Today was easy though cold!  Guy’s wonderful parents took us to breakfast in the gracious dining room of the Hotel Saskatchewan, then waited as we rumbled all of our suitcases and instrument cases back down to the lobby.  The presenters had arranged for a stretch limo for us that made us feel like startled nobility.  We sat back and enjoyed the ride as the driver took care of all our suitcases and made us wish that we could take him on the whole tour.

Our flight to Calgary was on an even smaller plane but we have been lucky in finding places to stow our instruments and heavy coats.  We waited a long time for our rental car… the solicitous clerk offered us a king cab pickup truck to make up for the delay but we opted to wait.  To reward us for waiting an hour, they upgraded us to a computer-assisted, smooth-running SUV and we navigated our way to downtown Calgary.  A very cold day (-28 C) and our 21st-floor hotel room was unheated with ice building up on our windows as we left to teach a masterclass at Mount Royal University Conservatory.

The class was a lively mix of academy students. The young performers included a flute and percussion duo (Fiona Ferguson and Eric Fry) and two horn players (Justin Malchow and Megan Van Horne).  We played a mini concert for them at the beginning and end of the class and fielded some welcome questions from the audience (how and why did we develop our duo, how do we create programming for children’s concerts, how did we develop our rapid articulation skills).

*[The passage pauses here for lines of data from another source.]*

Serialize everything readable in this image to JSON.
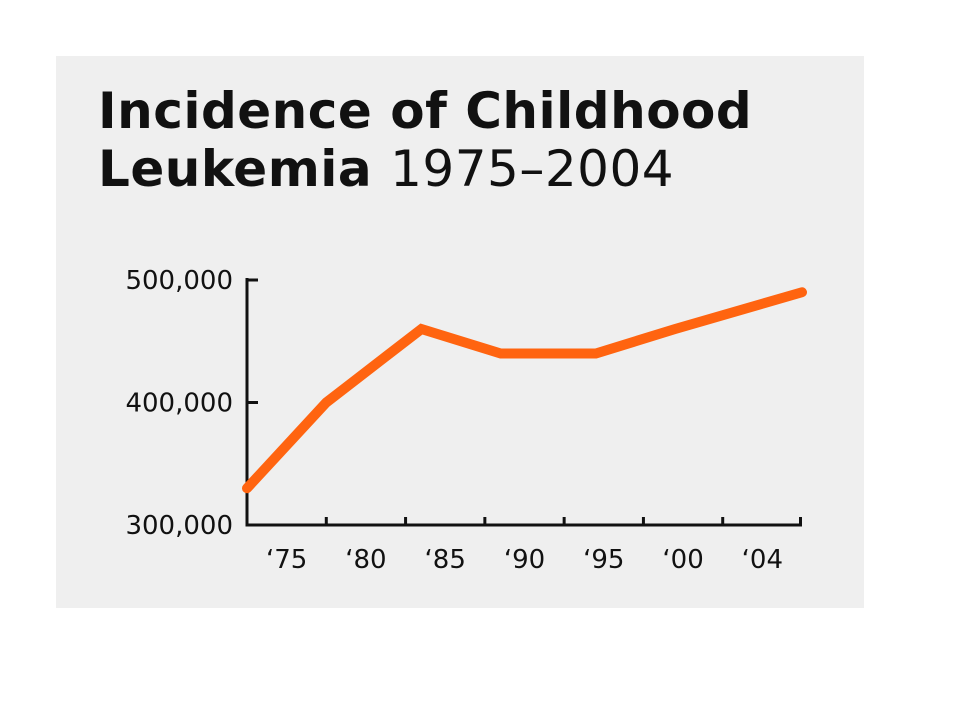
{
  "chart_data": {
    "type": "line",
    "title_line1": "Incidence of Childhood",
    "title_line2_bold": "Leukemia",
    "title_line2_light": "1975–2004",
    "x_tick_labels": [
      "‘75",
      "‘80",
      "‘85",
      "‘90",
      "‘95",
      "‘00",
      "‘04"
    ],
    "y_tick_labels": [
      "500,000",
      "400,000",
      "300,000"
    ],
    "y_ticks": [
      500000,
      400000,
      300000
    ],
    "ylim": [
      300000,
      500000
    ],
    "xlim": [
      1974,
      2009
    ],
    "series": [
      {
        "x": [
          1974,
          1979,
          1985,
          1990,
          1996,
          2001,
          2009
        ],
        "values": [
          330000,
          400000,
          460000,
          440000,
          440000,
          460000,
          490000
        ]
      }
    ],
    "line_color": "#ff6410",
    "axis_color": "#111111",
    "grid": false
  }
}
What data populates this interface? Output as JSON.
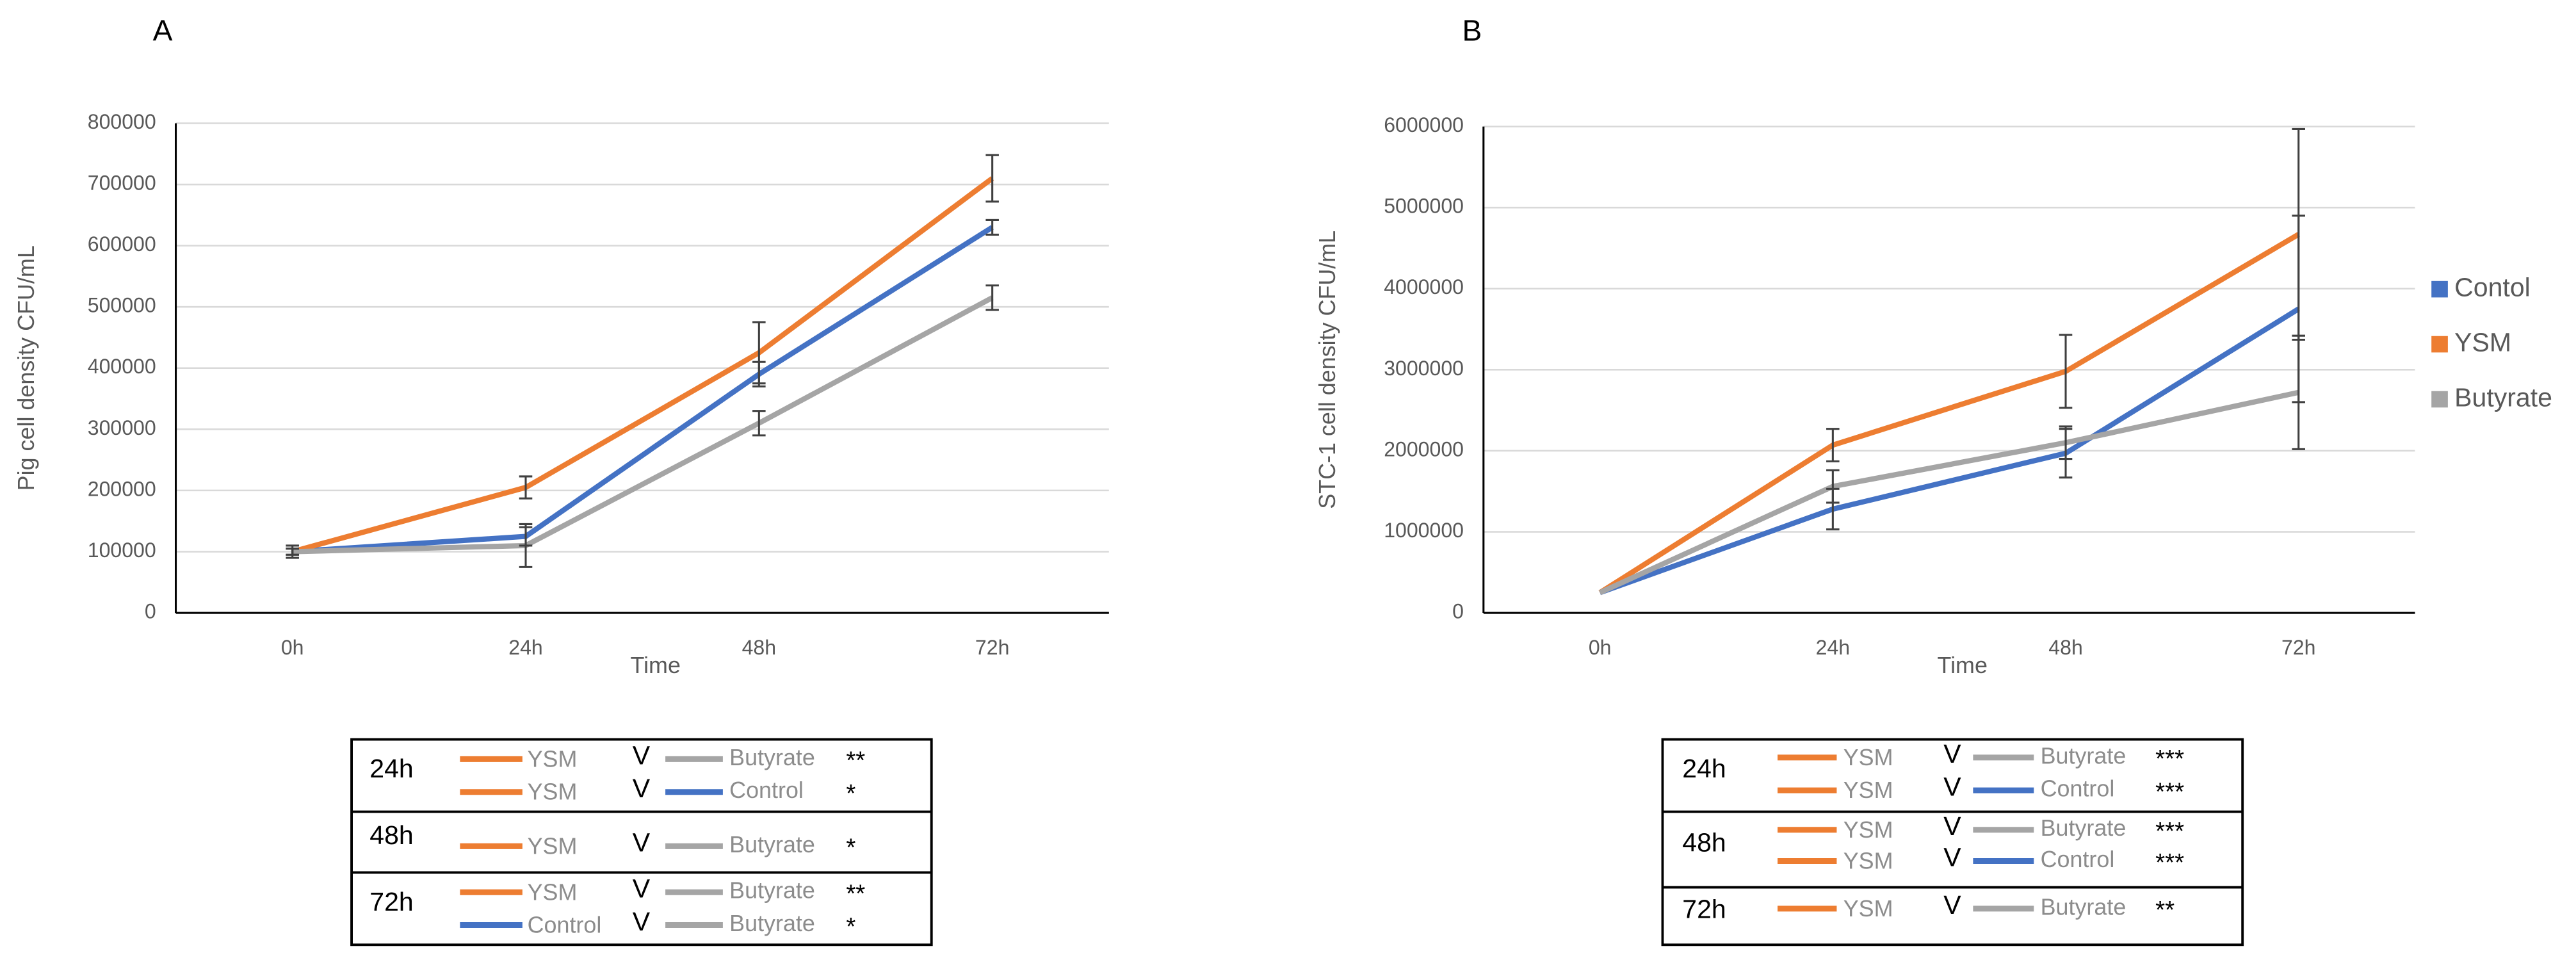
{
  "chart_data": [
    {
      "type": "line",
      "panel_label": "A",
      "x_label": "Time",
      "y_label": "Pig cell density CFU/mL",
      "categories": [
        "0h",
        "24h",
        "48h",
        "72h"
      ],
      "ylim": [
        0,
        800000
      ],
      "yticks": [
        0,
        100000,
        200000,
        300000,
        400000,
        500000,
        600000,
        700000,
        800000
      ],
      "grid": true,
      "legend": false,
      "series": [
        {
          "name": "Control",
          "color": "#4472c4",
          "values": [
            100000,
            125000,
            390000,
            630000
          ],
          "errors": [
            5000,
            15000,
            20000,
            12000
          ]
        },
        {
          "name": "YSM",
          "color": "#ed7d31",
          "values": [
            100000,
            205000,
            425000,
            710000
          ],
          "errors": [
            5000,
            18000,
            50000,
            38000
          ]
        },
        {
          "name": "Butyrate",
          "color": "#a5a5a5",
          "values": [
            100000,
            110000,
            310000,
            515000
          ],
          "errors": [
            10000,
            35000,
            20000,
            20000
          ]
        }
      ],
      "significance": [
        {
          "time": "24h",
          "rows": [
            {
              "a": "YSM",
              "a_color": "#ed7d31",
              "v": "V",
              "b": "Butyrate",
              "b_color": "#a5a5a5",
              "stars": "**"
            },
            {
              "a": "YSM",
              "a_color": "#ed7d31",
              "v": "V",
              "b": "Control",
              "b_color": "#4472c4",
              "stars": "*"
            }
          ]
        },
        {
          "time": "48h",
          "rows": [
            {
              "a": "YSM",
              "a_color": "#ed7d31",
              "v": "V",
              "b": "Butyrate",
              "b_color": "#a5a5a5",
              "stars": "*"
            }
          ]
        },
        {
          "time": "72h",
          "rows": [
            {
              "a": "YSM",
              "a_color": "#ed7d31",
              "v": "V",
              "b": "Butyrate",
              "b_color": "#a5a5a5",
              "stars": "**"
            },
            {
              "a": "Control",
              "a_color": "#4472c4",
              "v": "V",
              "b": "Butyrate",
              "b_color": "#a5a5a5",
              "stars": "*"
            }
          ]
        }
      ]
    },
    {
      "type": "line",
      "panel_label": "B",
      "x_label": "Time",
      "y_label": "STC-1 cell density CFU/mL",
      "categories": [
        "0h",
        "24h",
        "48h",
        "72h"
      ],
      "ylim": [
        0,
        6000000
      ],
      "yticks": [
        0,
        1000000,
        2000000,
        3000000,
        4000000,
        5000000,
        6000000
      ],
      "grid": true,
      "legend": "right",
      "series": [
        {
          "name": "Contol",
          "color": "#4472c4",
          "values": [
            250000,
            1280000,
            1970000,
            3750000
          ],
          "errors": [
            0,
            250000,
            300000,
            1150000
          ]
        },
        {
          "name": "YSM",
          "color": "#ed7d31",
          "values": [
            250000,
            2070000,
            2980000,
            4670000
          ],
          "errors": [
            0,
            200000,
            450000,
            1300000
          ]
        },
        {
          "name": "Butyrate",
          "color": "#a5a5a5",
          "values": [
            250000,
            1560000,
            2100000,
            2720000
          ],
          "errors": [
            0,
            200000,
            200000,
            700000
          ]
        }
      ],
      "significance": [
        {
          "time": "24h",
          "rows": [
            {
              "a": "YSM",
              "a_color": "#ed7d31",
              "v": "V",
              "b": "Butyrate",
              "b_color": "#a5a5a5",
              "stars": "***"
            },
            {
              "a": "YSM",
              "a_color": "#ed7d31",
              "v": "V",
              "b": "Control",
              "b_color": "#4472c4",
              "stars": "***"
            }
          ]
        },
        {
          "time": "48h",
          "rows": [
            {
              "a": "YSM",
              "a_color": "#ed7d31",
              "v": "V",
              "b": "Butyrate",
              "b_color": "#a5a5a5",
              "stars": "***"
            },
            {
              "a": "YSM",
              "a_color": "#ed7d31",
              "v": "V",
              "b": "Control",
              "b_color": "#4472c4",
              "stars": "***"
            }
          ]
        },
        {
          "time": "72h",
          "rows": [
            {
              "a": "YSM",
              "a_color": "#ed7d31",
              "v": "V",
              "b": "Butyrate",
              "b_color": "#a5a5a5",
              "stars": "**"
            }
          ]
        }
      ]
    }
  ]
}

I was very happy to have a wonderful former student in the audience, Liz Morrison.  And to complete our activities, Tom Holst of St John’s Music (sponsor of the masterclass) brought over a collection of trumpets (regular and rotary) and french horns for the students and pros to try.

Afterwards, we went to a wonderful dinner at the Indian restaurant called Green Chile with the organizer of the masterclass, Laurie Matiation  (hornist with the Calgary Symphony and coördinator of the brass programme at Mount Royal University) and two engaging trumpeters (Ian and Nathalie).

When we returned to the hotel, they had moved us to a heated room and we have flopped into bed.  Tomorrow we drive to Brooks.

NB for the bassoon players… I will talk about the reed-life in very cold, dry conditions!